Na contramão das posturas estatais, a Chicago Board Option Exchange, maior mercado organizado de opções e contratos futuros dos Estados Unidos (supervisionada pela Securities and Exchange Commission – SEC, o equivalente norte-americano à CVM), passou em dezembro de 2017 a oferecer espaço para a negociação de contratos futuros (aqueles em que as partes se comprometem a comprar ou vender determinado bem por valor predeterminado, “apostando” na valorização ou desvalorização do bem) vinculados à cotação da Bitcoin. Isto deu grande impulso à valorização dessa criptomoeda.

No entanto, nos últimos dois meses, o mundo assistiu a uma acentuada desvalorização da Bitcoin. A grande oscilação em seu valor de compra é resultado da falta do elemento principal de qualquer moeda –o qual, sem surpresa, já sabemos identificar: a confiança. Não há como confiar, ainda, que a Bitcoin, ou outras moedas virtuais, serão comercialmente aceitas num futuro próximo. Ainda, estas moedas tampouco contam com lastro, ou seja, a garantia dada por seus emissores de que elas representam alguma riqueza realmente existente, como já foi o ouro.
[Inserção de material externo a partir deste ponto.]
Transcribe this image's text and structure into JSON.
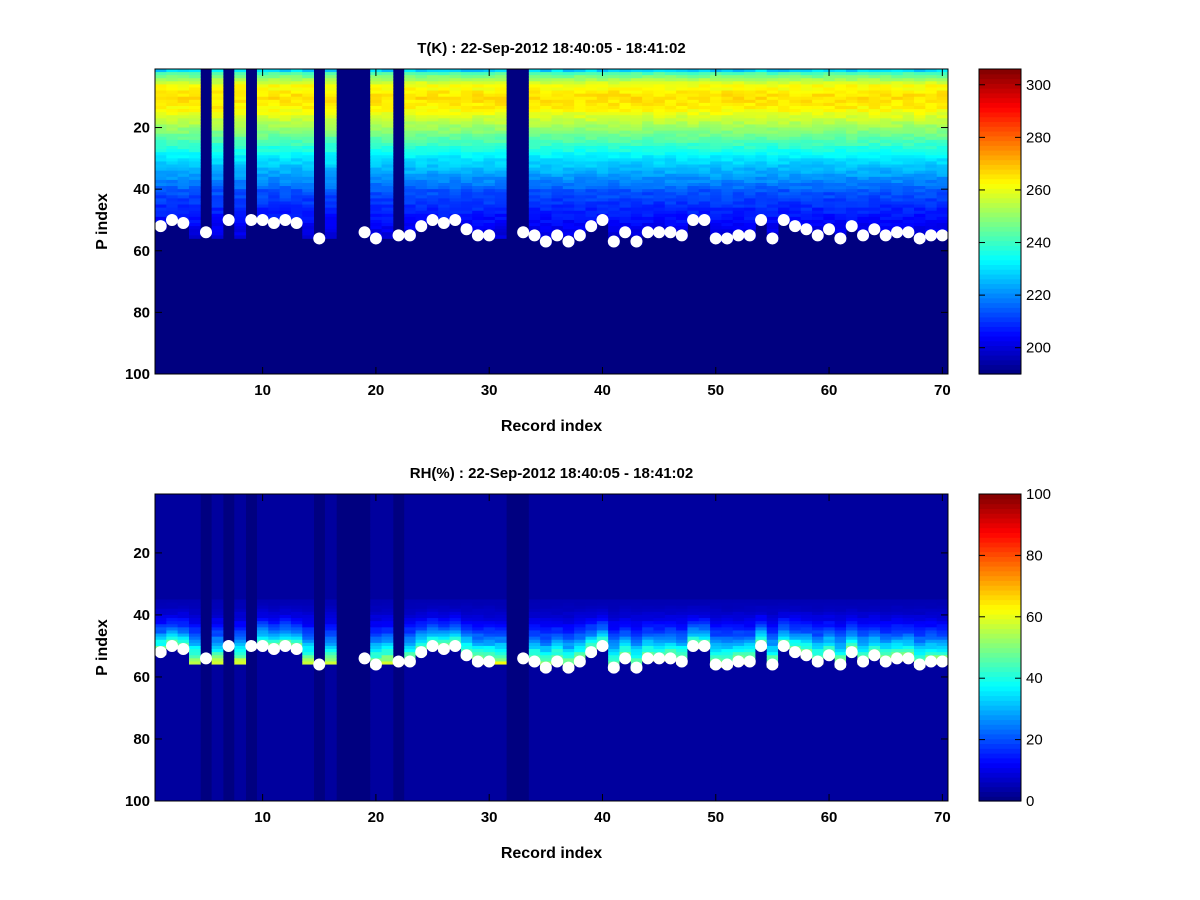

Por isso, ainda há fortes razões para acreditar que as criptomoedas são objeto de um fenômeno econômico chamado “bolha especulativa”, caracterizado pela rápida e exagerada valorização de determinado ativo se comparada com seu valor real de custo ou de uso, graças a um círculo vicioso em que a alta procura por tal ativo gera aumento dos preços e vice-versa.
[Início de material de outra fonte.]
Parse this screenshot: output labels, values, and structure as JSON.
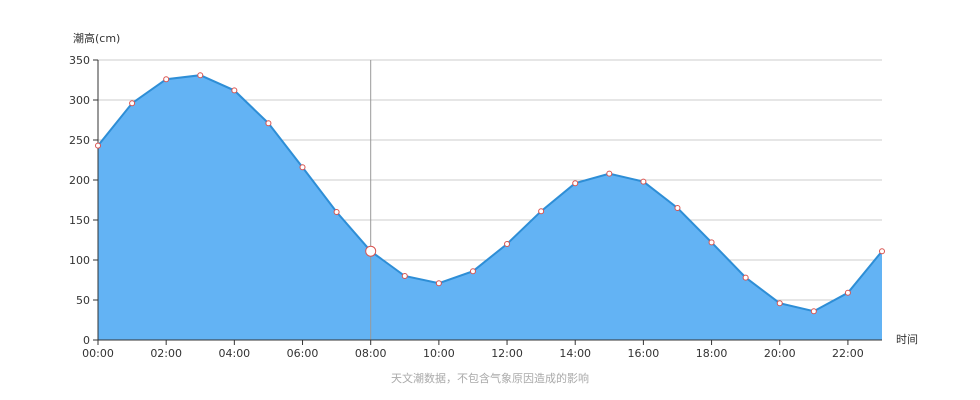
{
  "chart_data": {
    "type": "area",
    "title": "",
    "ylabel": "潮高(cm)",
    "xlabel": "时间",
    "caption": "天文潮数据，不包含气象原因造成的影响",
    "ylim": [
      0,
      350
    ],
    "yticks": [
      0,
      50,
      100,
      150,
      200,
      250,
      300,
      350
    ],
    "xlim": [
      0,
      23
    ],
    "xticks": [
      {
        "x": 0,
        "label": "00:00"
      },
      {
        "x": 2,
        "label": "02:00"
      },
      {
        "x": 4,
        "label": "04:00"
      },
      {
        "x": 6,
        "label": "06:00"
      },
      {
        "x": 8,
        "label": "08:00"
      },
      {
        "x": 10,
        "label": "10:00"
      },
      {
        "x": 12,
        "label": "12:00"
      },
      {
        "x": 14,
        "label": "14:00"
      },
      {
        "x": 16,
        "label": "16:00"
      },
      {
        "x": 18,
        "label": "18:00"
      },
      {
        "x": 20,
        "label": "20:00"
      },
      {
        "x": 22,
        "label": "22:00"
      }
    ],
    "grid": true,
    "series": [
      {
        "x": [
          0,
          1,
          2,
          3,
          4,
          5,
          6,
          7,
          8,
          9,
          10,
          11,
          12,
          13,
          14,
          15,
          16,
          17,
          18,
          19,
          20,
          21,
          22,
          23
        ],
        "values": [
          243,
          296,
          326,
          331,
          312,
          271,
          216,
          160,
          111,
          80,
          71,
          86,
          120,
          161,
          196,
          208,
          198,
          165,
          122,
          78,
          46,
          36,
          59,
          111
        ]
      }
    ],
    "highlight_x": 8,
    "colors": {
      "fill": "#63b3f4",
      "line": "#2e8ed6",
      "marker_stroke": "#d9534f",
      "grid": "#cccccc",
      "crosshair": "#999999"
    }
  }
}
A história da relação do ser humano com o dinheiro, das praias da Ilha de Yap à Bolsa de Chicago, mostra que a evolução da moeda é inevitável. Mas também ensina que, seja qual for o estágio evolutivo em que se encontre, nenhuma moeda poderá existir se não contar com “aquele tal” elemento essencial.

*colaborou Rodrigo Dias

[1] Decreto nº 23.501, de 27 de novembro de 1933; [2] Desde 1964, com sua criação, o Banco Central do Brasil passou a ser o órgão da Administração Federal incumbido dessa função; [3][4] Ofício Circular nº 1/2018/CVM/SIN, de 12 de janeiro de 2018.